A fundamental consideration which correlates with that purpose is the realization that the processes of law have only one legitimate objective: to seek out truth and to do justice. It does not serve this objective, nor does it comport with our sense of justice, to regard the proceeding as a game of tricks in which the defendant goes free merely because there is some error or deficiency which reason dictates would have no material bearing upon the fairness of the proceeding or its outcome. There should be no dismissal of a charge, nor reversal of a judgment, unless there was a significant failure or abuse of due process of law, or unless there was an error or defect which it could reasonably be supposed put the defendant at some substantial disadvantage, or had some substantial prejudicial effect upon his rights.[6]

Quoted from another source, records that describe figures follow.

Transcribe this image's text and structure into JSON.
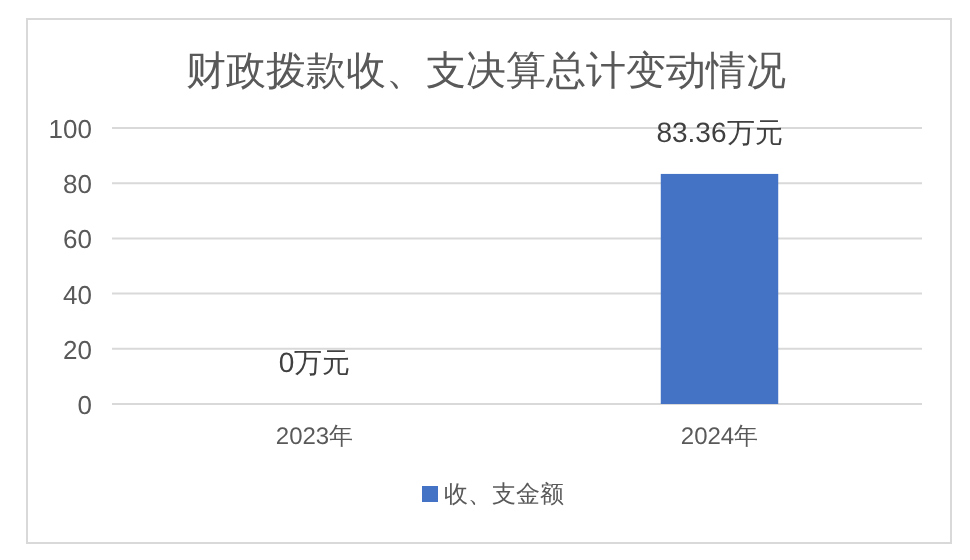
{
  "chart_data": {
    "type": "bar",
    "title": "财政拨款收、支决算总计变动情况",
    "categories": [
      "2023年",
      "2024年"
    ],
    "series": [
      {
        "name": "收、支金额",
        "color": "#4472c4",
        "values": [
          0,
          83.36
        ],
        "value_labels": [
          "0万元",
          "83.36万元"
        ]
      }
    ],
    "ylim": [
      0,
      100
    ],
    "yticks": [
      0,
      20,
      40,
      60,
      80,
      100
    ],
    "grid": "y",
    "legend": "bottom"
  }
}
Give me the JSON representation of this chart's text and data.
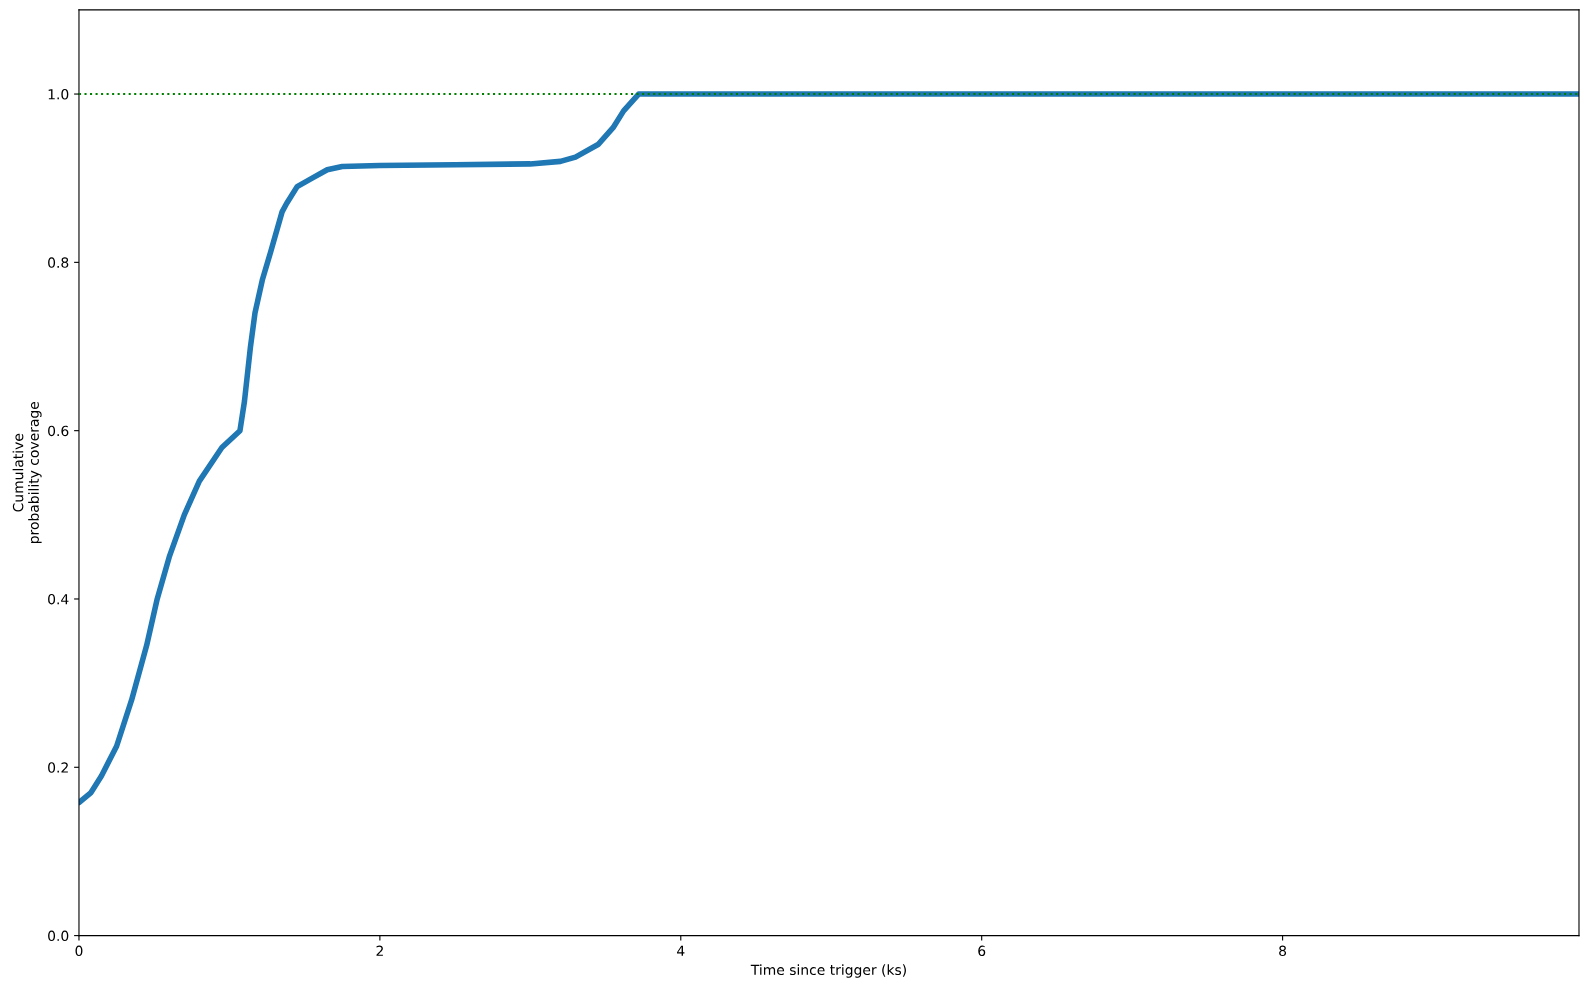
{
  "chart_data": {
    "type": "line",
    "xlabel": "Time since trigger (ks)",
    "ylabel": "Cumulative\nprobability coverage",
    "xlim": [
      0,
      9.97
    ],
    "ylim": [
      0,
      1.1
    ],
    "xticks": [
      0,
      2,
      4,
      6,
      8
    ],
    "yticks": [
      {
        "value": 0,
        "label": "0.0"
      },
      0.2,
      0.4,
      0.6,
      0.8,
      {
        "value": 1,
        "label": "1.0"
      }
    ],
    "x": [
      0,
      0.08,
      0.15,
      0.25,
      0.35,
      0.45,
      0.52,
      0.6,
      0.7,
      0.8,
      0.95,
      1.07,
      1.1,
      1.14,
      1.17,
      1.22,
      1.27,
      1.35,
      1.38,
      1.45,
      1.55,
      1.65,
      1.75,
      2.0,
      2.5,
      3.0,
      3.2,
      3.3,
      3.45,
      3.55,
      3.62,
      3.72,
      9.97
    ],
    "series": [
      {
        "color": "#1f77b4",
        "values": [
          0.158,
          0.17,
          0.19,
          0.225,
          0.28,
          0.345,
          0.4,
          0.45,
          0.5,
          0.54,
          0.58,
          0.6,
          0.635,
          0.7,
          0.74,
          0.78,
          0.81,
          0.86,
          0.87,
          0.89,
          0.9,
          0.91,
          0.914,
          0.915,
          0.916,
          0.917,
          0.92,
          0.925,
          0.94,
          0.96,
          0.98,
          1.0,
          1.0
        ]
      }
    ],
    "ref_lines": [
      {
        "axis": "y",
        "value": 1.0,
        "color": "#008000",
        "line_style": "dotted"
      }
    ],
    "grid": false,
    "legend": false
  }
}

Even though there is uncertainty about the defendant having counsel at the time he waived preliminary hearing, the essential facts are apparent. There had been some previous discussion with the court in regard to the defendant having an attorney. Whether he was advised to waive the preliminary hearing or not, it is indisputable that he had conferred with his attorney, Mr. Hisatake, about something; and that he appeared in court and voluntarily stated his desire to waive a preliminary hearing. After he was bound over, the District Court appointed competent counsel who proceeded to represent him and who conducted the trial in his behalf. If the defendant or his counsel had in good faith believed that a preliminary hearing would help him in any way, there was ample opportunity to request one. We suspect that it was deliberate that no such request was made. Rather he attempted to take advantage of the claimed defect in procedure by moving to have the charge against him dismissed entirely. This is something he was not entitled to.[7] Such a defect as he complains of would not in any event have the effect of totally exonerating him of the offense charged, but would only be subject to correction if he so requested and the interests of justice so required.[8]

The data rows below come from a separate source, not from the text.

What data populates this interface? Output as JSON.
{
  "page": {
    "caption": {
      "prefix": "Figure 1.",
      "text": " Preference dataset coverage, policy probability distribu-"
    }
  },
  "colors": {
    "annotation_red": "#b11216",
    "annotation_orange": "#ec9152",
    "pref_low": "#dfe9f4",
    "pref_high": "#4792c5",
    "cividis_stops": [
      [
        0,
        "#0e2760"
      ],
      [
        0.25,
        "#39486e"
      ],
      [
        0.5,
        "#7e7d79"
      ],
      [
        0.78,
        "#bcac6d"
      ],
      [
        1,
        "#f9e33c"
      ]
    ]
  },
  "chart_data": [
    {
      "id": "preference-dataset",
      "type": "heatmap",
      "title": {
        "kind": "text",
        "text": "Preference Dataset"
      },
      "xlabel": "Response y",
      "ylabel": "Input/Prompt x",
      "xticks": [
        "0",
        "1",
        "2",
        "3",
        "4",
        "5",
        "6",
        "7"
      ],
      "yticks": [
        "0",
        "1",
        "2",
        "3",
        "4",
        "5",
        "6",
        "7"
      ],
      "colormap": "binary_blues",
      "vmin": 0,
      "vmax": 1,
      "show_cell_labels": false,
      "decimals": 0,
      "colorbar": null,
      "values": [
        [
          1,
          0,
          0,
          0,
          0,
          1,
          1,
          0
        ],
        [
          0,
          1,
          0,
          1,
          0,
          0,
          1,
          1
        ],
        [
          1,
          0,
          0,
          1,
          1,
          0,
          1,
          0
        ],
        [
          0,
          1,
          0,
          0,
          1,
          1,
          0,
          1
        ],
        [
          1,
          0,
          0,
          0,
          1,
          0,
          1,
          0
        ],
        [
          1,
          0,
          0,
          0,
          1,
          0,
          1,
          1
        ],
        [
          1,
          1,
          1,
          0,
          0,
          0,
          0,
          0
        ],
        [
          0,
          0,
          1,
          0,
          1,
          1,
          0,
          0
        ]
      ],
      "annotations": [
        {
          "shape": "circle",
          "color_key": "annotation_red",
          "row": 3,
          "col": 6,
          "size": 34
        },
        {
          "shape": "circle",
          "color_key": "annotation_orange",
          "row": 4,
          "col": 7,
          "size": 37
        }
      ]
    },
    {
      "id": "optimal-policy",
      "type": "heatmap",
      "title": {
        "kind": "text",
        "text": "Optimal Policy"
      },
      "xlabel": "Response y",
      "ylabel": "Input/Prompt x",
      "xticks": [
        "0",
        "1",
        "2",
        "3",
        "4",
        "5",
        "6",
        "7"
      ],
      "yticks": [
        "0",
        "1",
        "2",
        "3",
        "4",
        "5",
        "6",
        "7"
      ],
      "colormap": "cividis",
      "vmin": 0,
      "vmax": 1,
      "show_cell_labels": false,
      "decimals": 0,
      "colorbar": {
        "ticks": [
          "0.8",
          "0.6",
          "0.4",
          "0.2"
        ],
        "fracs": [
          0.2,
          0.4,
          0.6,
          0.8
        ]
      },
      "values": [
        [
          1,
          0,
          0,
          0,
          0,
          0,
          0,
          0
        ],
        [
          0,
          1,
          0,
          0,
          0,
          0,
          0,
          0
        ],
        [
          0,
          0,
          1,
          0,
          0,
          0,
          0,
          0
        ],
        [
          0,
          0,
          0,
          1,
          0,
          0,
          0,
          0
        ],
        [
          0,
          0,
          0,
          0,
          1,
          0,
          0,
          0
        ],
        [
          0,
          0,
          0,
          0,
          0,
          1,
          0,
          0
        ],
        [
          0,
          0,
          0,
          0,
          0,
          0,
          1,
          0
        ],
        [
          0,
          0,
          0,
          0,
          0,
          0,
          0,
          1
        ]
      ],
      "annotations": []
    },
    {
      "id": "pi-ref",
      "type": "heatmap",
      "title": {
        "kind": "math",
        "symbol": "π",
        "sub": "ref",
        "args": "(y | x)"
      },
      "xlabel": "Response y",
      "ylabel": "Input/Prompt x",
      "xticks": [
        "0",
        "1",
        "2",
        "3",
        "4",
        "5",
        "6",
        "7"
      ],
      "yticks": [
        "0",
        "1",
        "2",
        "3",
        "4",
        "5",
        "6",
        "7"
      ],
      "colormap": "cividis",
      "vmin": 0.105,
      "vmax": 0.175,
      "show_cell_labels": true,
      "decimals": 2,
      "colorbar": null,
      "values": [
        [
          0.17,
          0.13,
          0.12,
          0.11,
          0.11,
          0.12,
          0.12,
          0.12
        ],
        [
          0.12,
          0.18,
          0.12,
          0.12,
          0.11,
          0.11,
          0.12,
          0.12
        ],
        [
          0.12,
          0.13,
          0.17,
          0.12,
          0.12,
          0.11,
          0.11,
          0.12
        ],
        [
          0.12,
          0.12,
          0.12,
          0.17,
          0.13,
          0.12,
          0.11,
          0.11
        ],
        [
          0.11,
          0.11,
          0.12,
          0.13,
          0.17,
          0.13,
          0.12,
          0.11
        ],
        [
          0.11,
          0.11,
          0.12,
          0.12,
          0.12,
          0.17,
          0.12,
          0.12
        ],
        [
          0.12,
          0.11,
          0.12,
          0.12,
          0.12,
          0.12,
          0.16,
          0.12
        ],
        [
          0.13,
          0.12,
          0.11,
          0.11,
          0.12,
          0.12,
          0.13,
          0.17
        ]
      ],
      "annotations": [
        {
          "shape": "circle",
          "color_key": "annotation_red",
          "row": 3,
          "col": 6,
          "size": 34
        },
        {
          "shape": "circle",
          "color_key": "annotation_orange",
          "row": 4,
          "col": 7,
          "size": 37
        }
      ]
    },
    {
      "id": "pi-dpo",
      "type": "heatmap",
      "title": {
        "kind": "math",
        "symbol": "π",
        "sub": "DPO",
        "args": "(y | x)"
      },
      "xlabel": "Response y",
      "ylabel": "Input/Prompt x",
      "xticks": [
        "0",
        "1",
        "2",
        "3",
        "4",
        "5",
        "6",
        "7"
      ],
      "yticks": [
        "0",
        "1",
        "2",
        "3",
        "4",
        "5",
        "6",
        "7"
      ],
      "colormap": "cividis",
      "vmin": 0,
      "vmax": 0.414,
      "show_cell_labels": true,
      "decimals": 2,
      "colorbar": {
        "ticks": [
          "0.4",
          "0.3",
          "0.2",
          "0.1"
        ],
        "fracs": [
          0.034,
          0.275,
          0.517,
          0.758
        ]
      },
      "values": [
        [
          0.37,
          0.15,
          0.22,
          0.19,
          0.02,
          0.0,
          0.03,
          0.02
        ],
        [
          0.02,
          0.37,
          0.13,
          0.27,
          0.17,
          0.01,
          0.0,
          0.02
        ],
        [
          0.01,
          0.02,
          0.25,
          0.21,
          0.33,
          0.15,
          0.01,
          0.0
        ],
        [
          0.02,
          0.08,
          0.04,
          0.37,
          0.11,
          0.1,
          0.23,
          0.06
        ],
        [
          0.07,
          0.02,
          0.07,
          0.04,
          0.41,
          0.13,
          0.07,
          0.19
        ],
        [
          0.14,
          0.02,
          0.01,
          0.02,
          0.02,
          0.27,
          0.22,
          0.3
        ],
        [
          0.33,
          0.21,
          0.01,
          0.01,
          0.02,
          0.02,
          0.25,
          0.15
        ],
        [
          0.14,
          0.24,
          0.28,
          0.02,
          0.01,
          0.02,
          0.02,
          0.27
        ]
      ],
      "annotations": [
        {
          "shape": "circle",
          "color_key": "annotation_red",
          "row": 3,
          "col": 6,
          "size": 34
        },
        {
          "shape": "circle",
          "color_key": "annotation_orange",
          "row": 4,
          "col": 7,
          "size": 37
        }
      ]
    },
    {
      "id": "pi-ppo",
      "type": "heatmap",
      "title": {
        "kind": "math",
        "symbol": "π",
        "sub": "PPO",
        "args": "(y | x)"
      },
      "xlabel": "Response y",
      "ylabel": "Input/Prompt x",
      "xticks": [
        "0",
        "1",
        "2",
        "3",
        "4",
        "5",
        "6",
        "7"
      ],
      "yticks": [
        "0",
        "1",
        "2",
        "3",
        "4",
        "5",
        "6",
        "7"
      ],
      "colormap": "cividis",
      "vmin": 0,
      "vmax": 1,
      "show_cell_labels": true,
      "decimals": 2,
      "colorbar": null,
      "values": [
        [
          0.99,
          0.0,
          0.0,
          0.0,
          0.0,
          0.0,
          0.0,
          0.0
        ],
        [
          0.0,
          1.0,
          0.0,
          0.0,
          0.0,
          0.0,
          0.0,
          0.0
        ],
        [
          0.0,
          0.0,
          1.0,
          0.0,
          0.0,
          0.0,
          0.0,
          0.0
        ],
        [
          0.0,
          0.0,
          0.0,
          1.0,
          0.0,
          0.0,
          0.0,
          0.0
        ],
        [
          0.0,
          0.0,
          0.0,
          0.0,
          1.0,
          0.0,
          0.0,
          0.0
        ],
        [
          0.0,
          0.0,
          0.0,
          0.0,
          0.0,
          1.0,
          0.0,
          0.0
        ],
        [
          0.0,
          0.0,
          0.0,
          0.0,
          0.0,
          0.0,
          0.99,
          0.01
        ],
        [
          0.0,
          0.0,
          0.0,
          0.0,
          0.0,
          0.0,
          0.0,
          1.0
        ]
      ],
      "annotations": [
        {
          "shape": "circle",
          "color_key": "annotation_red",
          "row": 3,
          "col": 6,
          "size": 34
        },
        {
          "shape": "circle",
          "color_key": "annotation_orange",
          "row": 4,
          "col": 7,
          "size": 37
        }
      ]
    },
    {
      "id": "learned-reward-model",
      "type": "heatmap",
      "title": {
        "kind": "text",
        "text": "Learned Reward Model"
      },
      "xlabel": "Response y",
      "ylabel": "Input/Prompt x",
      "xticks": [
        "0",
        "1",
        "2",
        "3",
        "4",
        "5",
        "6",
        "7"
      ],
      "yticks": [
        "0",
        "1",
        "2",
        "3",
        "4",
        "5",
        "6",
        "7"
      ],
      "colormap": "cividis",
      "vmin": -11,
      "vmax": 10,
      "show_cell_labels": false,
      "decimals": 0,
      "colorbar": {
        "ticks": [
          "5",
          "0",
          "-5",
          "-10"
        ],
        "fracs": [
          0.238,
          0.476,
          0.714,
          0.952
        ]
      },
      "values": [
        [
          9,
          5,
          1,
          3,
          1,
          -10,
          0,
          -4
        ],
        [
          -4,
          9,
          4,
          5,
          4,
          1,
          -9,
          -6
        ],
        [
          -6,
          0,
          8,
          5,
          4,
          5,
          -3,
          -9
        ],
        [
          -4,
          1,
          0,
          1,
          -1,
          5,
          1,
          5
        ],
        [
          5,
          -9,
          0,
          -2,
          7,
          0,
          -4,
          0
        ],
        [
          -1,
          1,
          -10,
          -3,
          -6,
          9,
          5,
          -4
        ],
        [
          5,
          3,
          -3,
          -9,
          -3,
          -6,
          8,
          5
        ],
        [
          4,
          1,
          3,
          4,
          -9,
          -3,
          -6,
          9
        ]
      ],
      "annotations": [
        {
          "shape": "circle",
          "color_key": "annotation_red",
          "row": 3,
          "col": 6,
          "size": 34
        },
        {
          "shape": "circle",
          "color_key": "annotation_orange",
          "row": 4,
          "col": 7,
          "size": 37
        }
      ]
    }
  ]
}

The defendant was afforded a trial by jury, represented by competent counsel, and was given a full and fair opportunity to present his case. When that is accomplished all presumptions favor the validity of the judgment. We find no error or irregularity which would justify overturning it. Accordingly, it is affirmed.

HENRIOD, C.J., McDONOUGH and CALLISTER, JJ., and LEWIS JONES, District Judge, concur.

NOTES

[1] See Bennett Leasing Co. v. Ellison, 15 Utah 2d 72, 387 P.2d 246.

[2] See Art. I, Sec. 12, Utah Constitution; Escobedo v. State of Illinois, 378 U.S. 478, 84 S. Ct. 1758, 12 L. Ed. 2d 977 (1964); Gideon v. Wainwright, 372 U.S. 335, 83 S. Ct. 792, 9 L. Ed. 2d 799, 93 A.L.R.2d 733 (1963).

[3] See State v. Braasch, et al., 119 Utah 450, 229 P.2d 289 (1951).

[4] See statement in Gallegos v. Turner, 17 Utah 2d 273, 409 P.2d 386.

[5] See statement in concurring opinion in Ward v. Turner, 12 Utah 2d 310, 316, 366 P.2d 72 and authorities therein cited.

[6] ยง 77-42-1, U.C.A. 1953 requires that errors which do not affect the essential rights of the parties be disregarded. See State v. Sinclair, 15 Utah 2d 162, 389 P.2d 465. While the following test may be too rigid in some criminal cases, it is sometimes said that the error must be such that it is reasonably probable that there would have been a result more favorable to the appellant in the absence of the error. See People v. Davis, 47 Cal. Rptr. 801, 408 P.2d 129; State v. Singleton, 66 Ariz. 49, 182 P.2d 920; Fields v. State, 85 Okl.Cr. 439, 188 P.2d 231.

[7] See State v. Lawrence, 120 Utah 323, 234 P.2d 600.

[8] See statement in author's concurring opinion in Ward v. Turner, supra, footnote 5, and authorities therein cited, including Ex parte McCoy, 32 Cal. 2d 73, 194 P.2d 531, 533.